Yates also applauds the script analyzer capability in the tool. His team uses it to analyze PowerShell commands line by line to gain a fast understanding of a particular script. If an analyst doesn’t grasp the purpose of a given script, he says, they can’t determine whether it’s malicious or not. “The script analyzer capability helps us to understand legitimate business scripts that trip alerts,” adds Yates. “It helps us to help the rest of the company stay productive by preventing us from stopping a necessary process, and it helps less experienced staff read and understand code.”
For Eastman security teams, the magic lies in speed and efficiency. “The biggest value, to me, is that everything is in a single location—Microsoft tooling covers your endpoints, identities, email, and cloud all in one place,” explains Yates. “I only sign in to one portal to do my job, not 12.”

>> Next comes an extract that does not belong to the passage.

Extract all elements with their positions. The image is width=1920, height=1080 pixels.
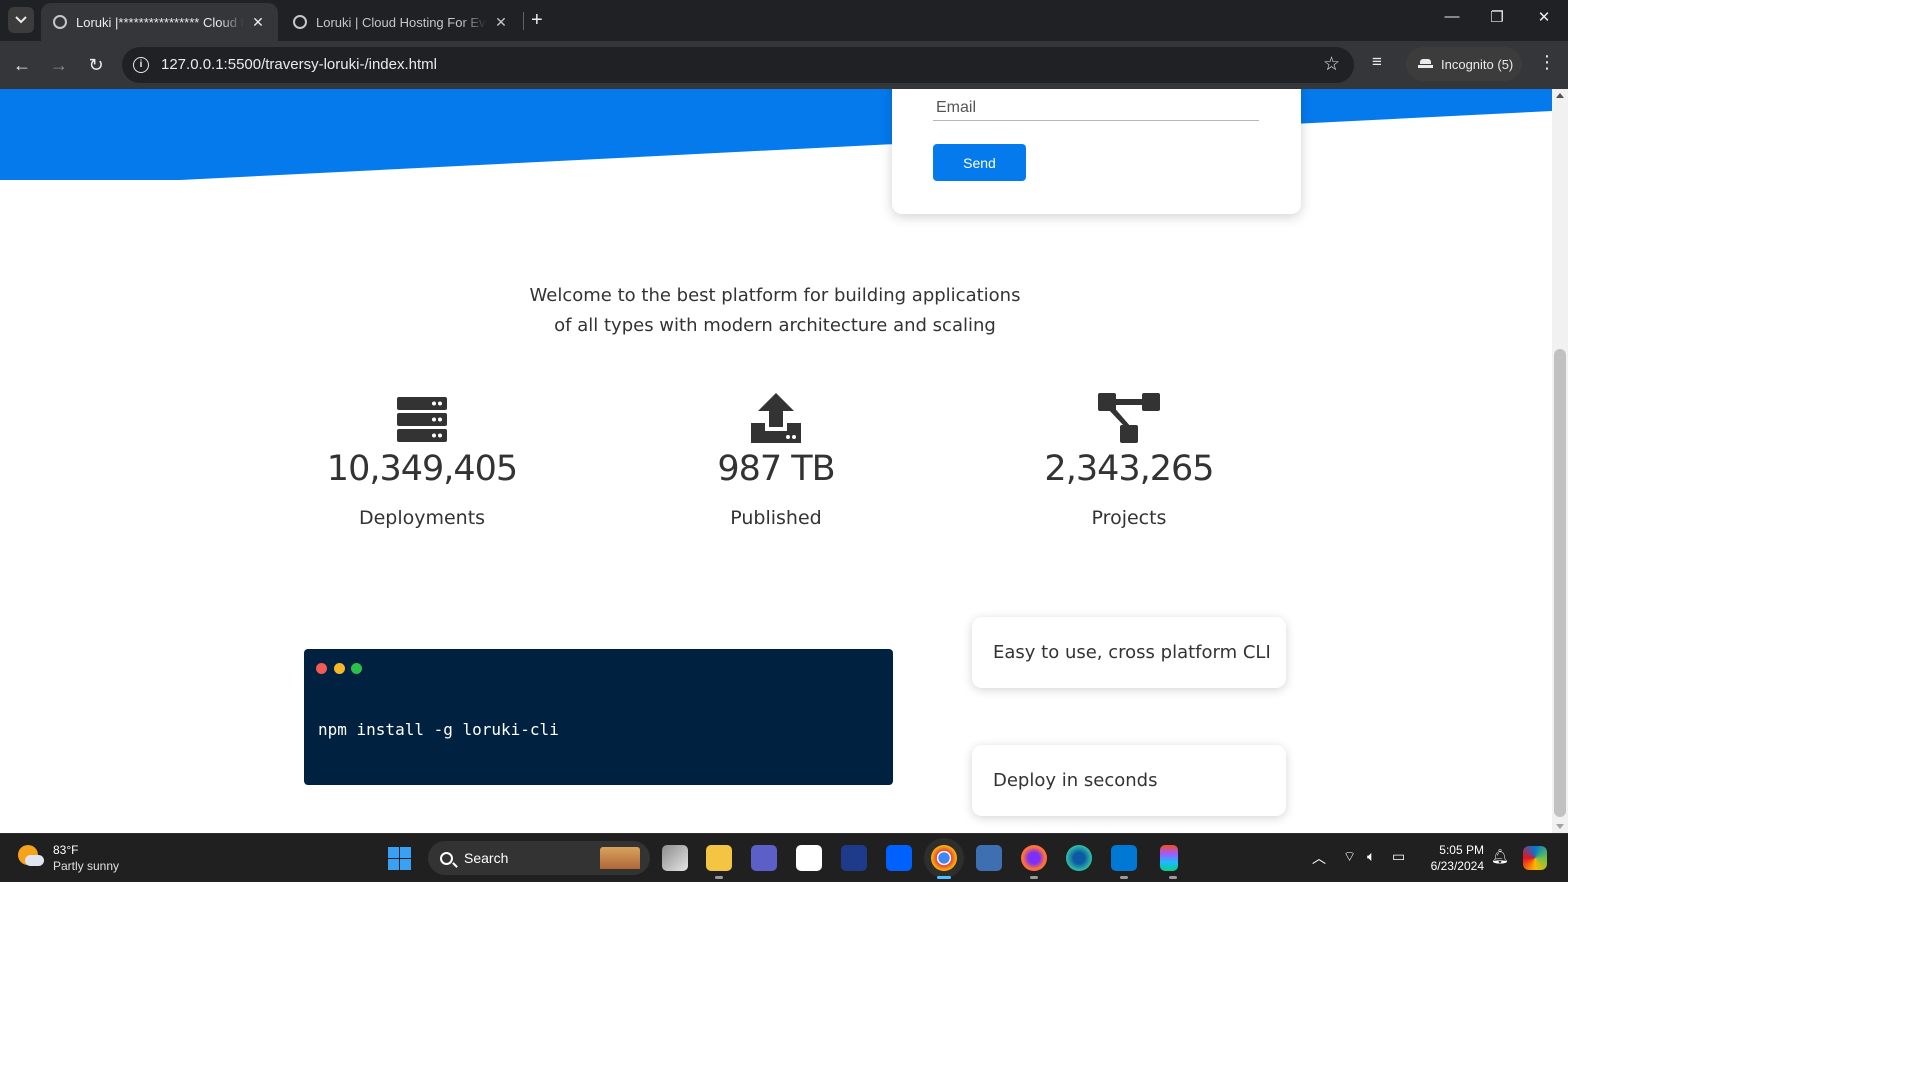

Keown can attest to how those capabilities inspire his SOC team. “I enjoy the passion I see ignited in our teams,” he says. “That means a more productive, effective team. The speed at which we’re able to use Copilot for Security to pull threat information across time zones and extensive geographies is a huge advantage.”
“We do a lot of things right; we follow security best practices, we have good people,” concludes Yates. “I think that with Microsoft Copilot for Security, we’re just faster and better at what we were already doing well.”
“The speed at which we’re able to use Copilot for Security to pull threat information across time zones and extensive geographies is a huge advantage.”